Today, little children are much less eager to venture outdoors than we were; after all there are so many exciting activities indoors from watching television to playing virtual games. In our technologically charged world it’s important that our little ones do not lose touch with the world outside. As parents and caregivers, it’s our responsibility to mindfully and consciously make sure that little children are continuously engaging in outdoor, nature-centric activities which help them establish a more secure sense of identity and develop empathy and resilience.
Little ones across Australia have been celebrating Nature Play Week, an initiative by the Kids in Nature Network. At Aurora Early Education, we’ve also been celebrating a Nature Week with songs, activities and stories that help our little ones understand and celebrate nature.Indeed, one of Aurora’s core values includes embracing all the elements of nature, earth, fire, water, air and space. Our learning environments and spaces are designed so that children can connect to the elements in nature.
As we count the days to Earth Day 2018, which we’ll celebrate this Sunday, there’s no better time to explore the importance of nature in little children’s lives.
Kids Do Better Outside
The Kids in Nature Network believes that kids do better outside. There’s a whole body of scientific study, theories from childcare experts and child psychologists which supports this belief; nature oriented play :
Empathy: Very often, when exploring nature, children will spot birds or small animals going about their day to day activities. Observing them will help them appreciate that animals too need to eat and care for their young. This will help develop your little one develop empathy.

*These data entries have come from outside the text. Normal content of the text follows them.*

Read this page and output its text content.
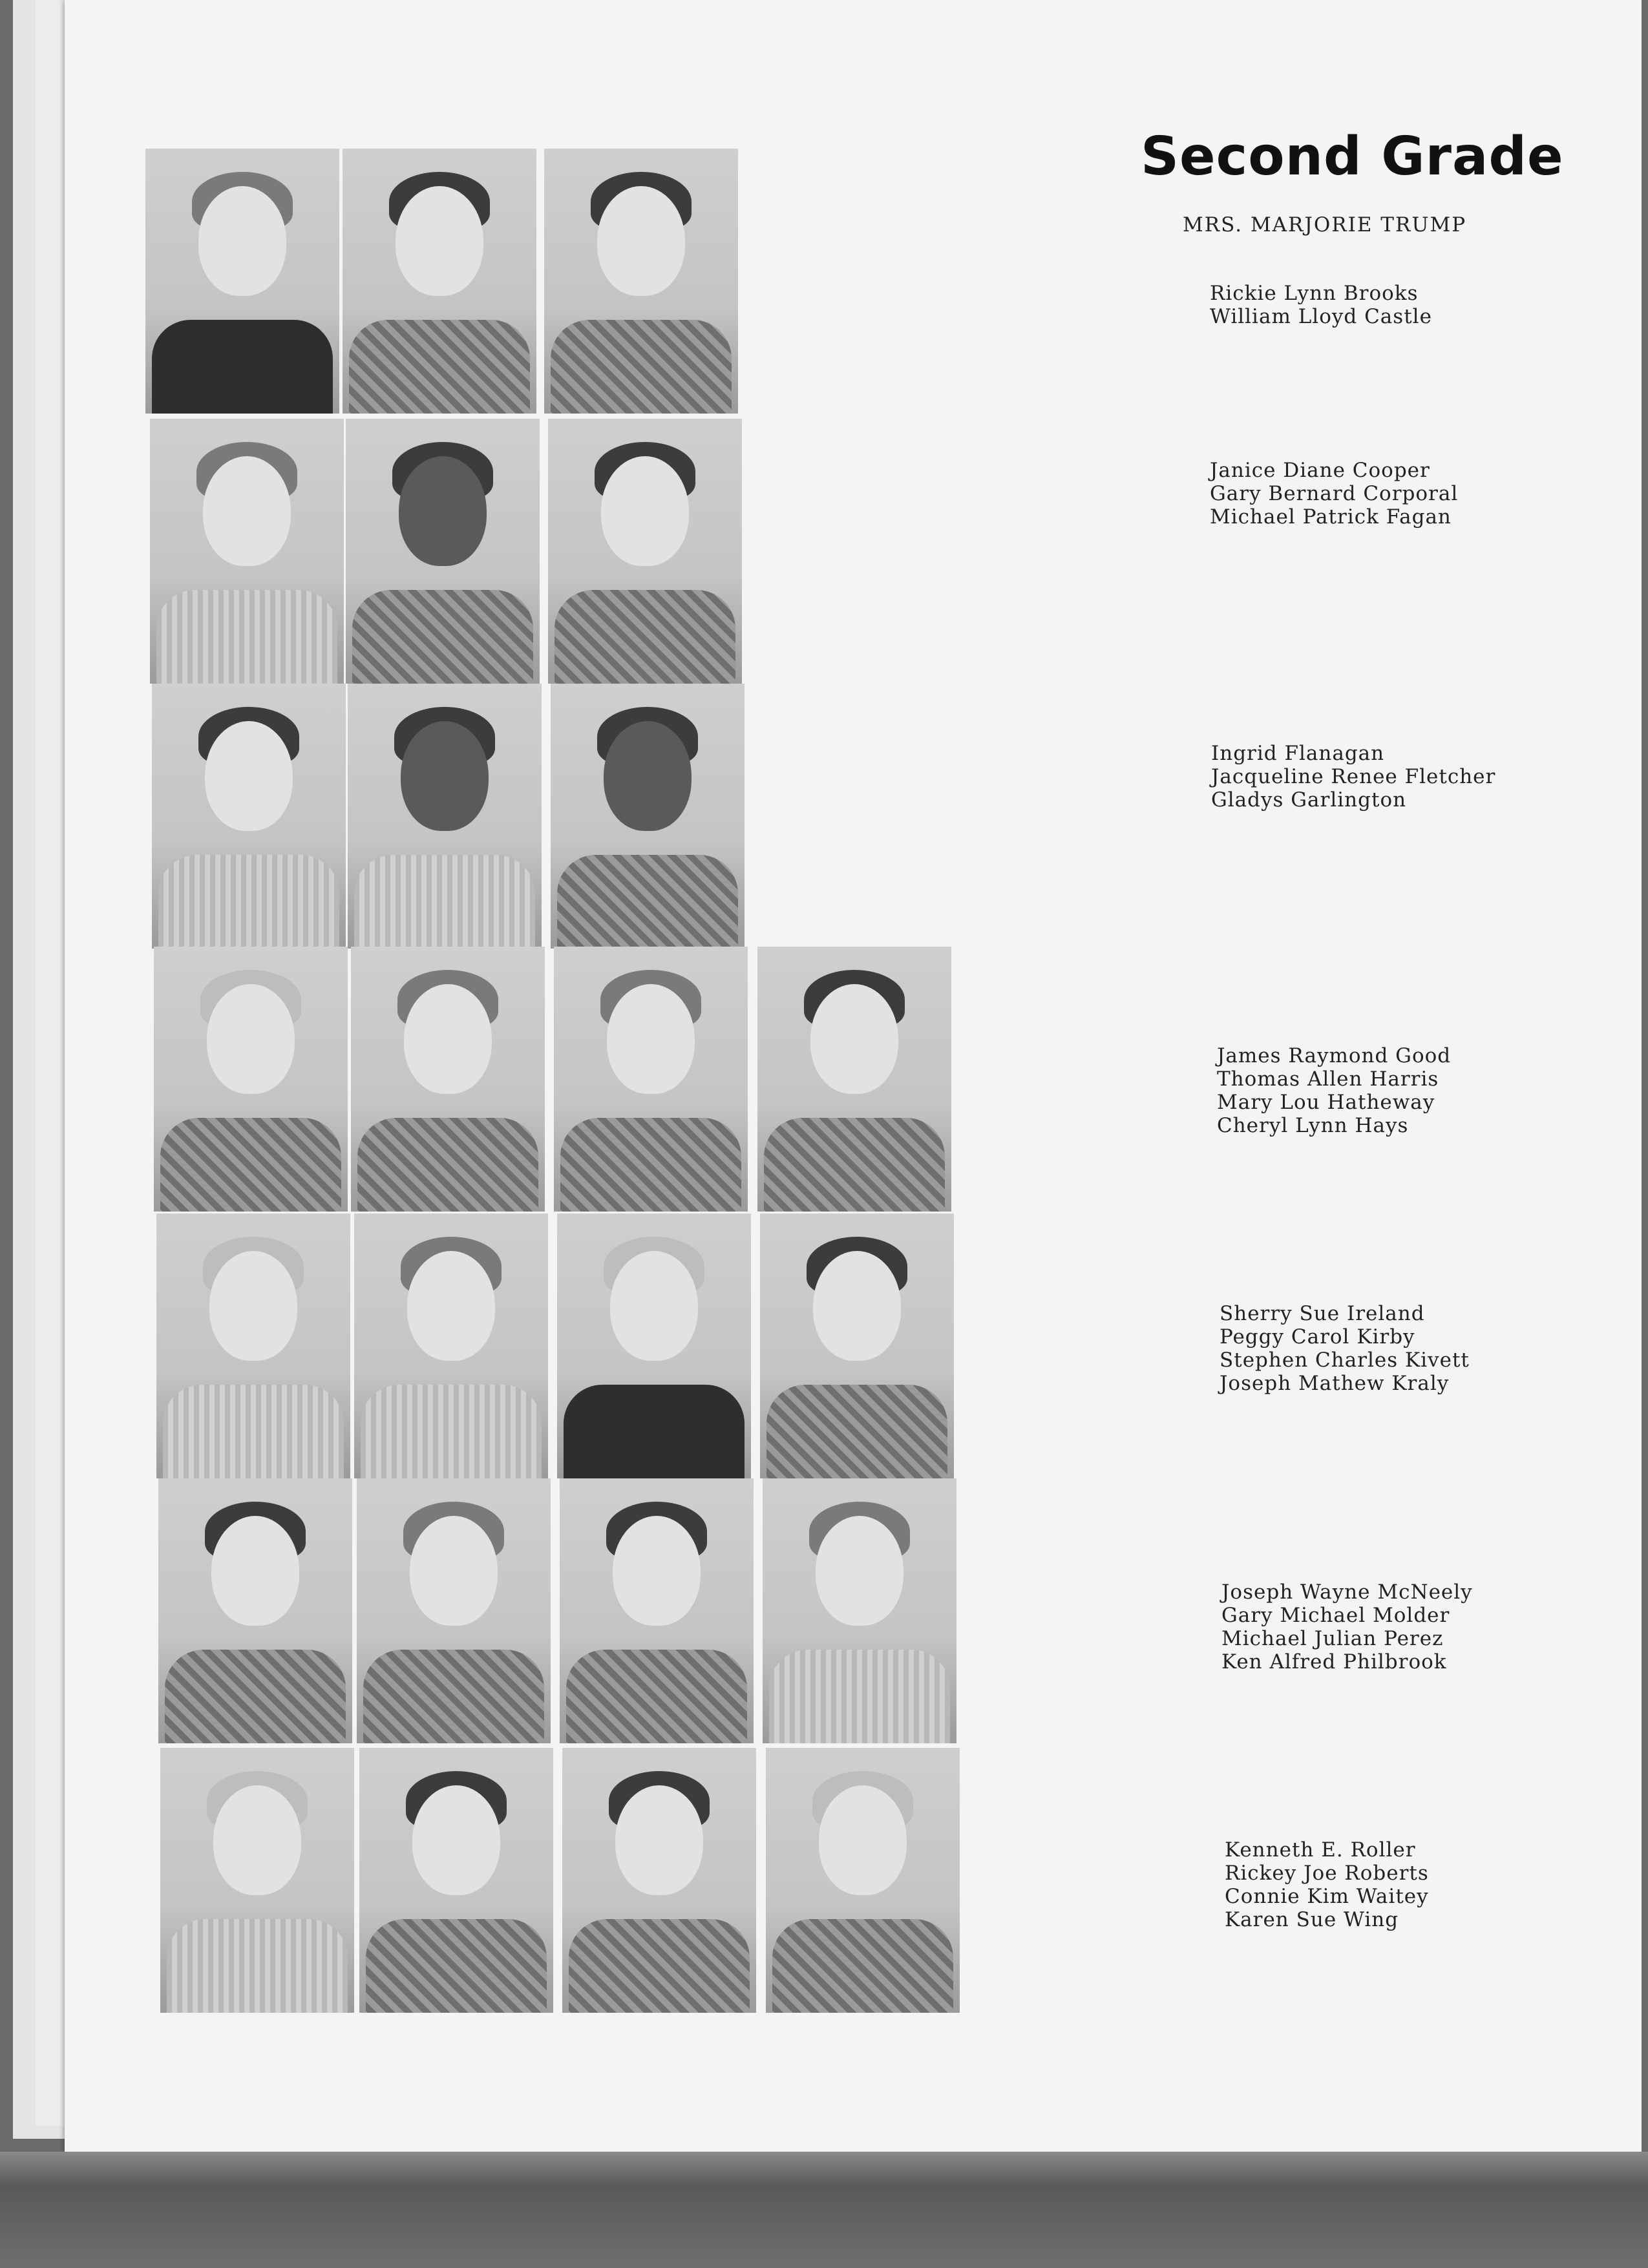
Second Grade
MRS. MARJORIE TRUMP
Rickie Lynn Brooks
William Lloyd Castle
Janice Diane Cooper
Gary Bernard Corporal
Michael Patrick Fagan
Ingrid Flanagan
Jacqueline Renee Fletcher
Gladys Garlington
James Raymond Good
Thomas Allen Harris
Mary Lou Hatheway
Cheryl Lynn Hays
Sherry Sue Ireland
Peggy Carol Kirby
Stephen Charles Kivett
Joseph Mathew Kraly
Joseph Wayne McNeely
Gary Michael Molder
Michael Julian Perez
Ken Alfred Philbrook
Kenneth E. Roller
Rickey Joe Roberts
Connie Kim Waitey
Karen Sue Wing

Responsibility:Getting your child involved in an activity like gardening or caring for an animal will teach him or her a sense of responsibility, where they come to learn that they are responsible for the plants’ and animals’ well being.
Socialisation: Outdoor and nature play fosters more meaningful relationships between children as well as children and adults. As they all explore the natural world together, they share their knowledge and skills to accomplish different tasks such as climbing a hill or spotting a particular type of bird. Natural settings encourage both adults and children to relax, leading to more meaningful interactions.
Strengthens Immunity:While many parents are fearful of allowing their children to play with dirt in case they fall ill, medical researchers like T. Haahtela argue that exposure to soil, sand and other elements can help build a child’s immunity; contact with harmless microbes can help build their resistance against disease.
Physical Benefits: Most outdoor activities involve moving around; children may want to climb a tree, run up a hill or chase a rabbit as it runs across a field. All of these activities strengthen muscles, bones, control weight and stimulate the release of endorphins which helps makes children happier.
Connections: As children play with twigs or see fruit growing on trees, they come to understand the importance of nature in our day to day lives; it supplies us with food and resources to make us more comfortable. Through this, their desire to nurture and protect the environment is strengthened.
Sparks curiosity: Social ecologist Stephen Kellert has suggested that playing outside involves seeing many unexpected sights from birds flying across the sky to leaves falling. Each of these events stimulates a child’s curiosity, encouraging them to ask ‘Why’ and ‘How’ questions. This in turn facilitates cognitive growth.
Day to day Nature Play
Our busy days and schedules don’t allow us to take our children to national parks or beaches everyday after week, but nature play doesn’t only happen in The Great Outdoors. With a few materials you can transform your backyard into a stimulating natural environment. Don’t have a backyard? Even a kitchen ledge with a few plants can do the trick. Here are a few ides:
A small garden: Starting a small patch of garden in your backyard will allow your child to take part in gardening, shovelling and maintaining it. Growing low-maintenance vegetables like carrots or green beans will allow you to teach your child about where food comes from. If you don’t have a backyard, growing herbs in pots on a sunny window sill is an alternative.
Zoom In: Even a walk home can be filled with nature-oriented observations. SImply stop in front of a tree and ask you child what he and she can see; what’s the texture of the bark? Are there any birds? What colour are the leaves?
Use natural resources for art: At Aurora, during Nature Play Week, we have been giving our learners natural materials like twigs and leaves to create artwork. Do the same at home with materials collected from a weekend out; you’ll be surprised at what they’ll create!
Have a nature-interest box: At our center, we also have a nature interest corner with materials collected from outdoors and paintings and drawings our learners have created. All of these can be used as play materials; a stone can be transformed into a marble, a dried leaf can be used as a stamp. Encourage your child to look for little items to take home when they’re outdoors, but be sure to teach them not to take anything living – don’t pull branches off trees or take homes shells with molluscs in them.
As you play and learn with your little one, you’ll both come up with other ideas to incorporate nature into your day to day lives.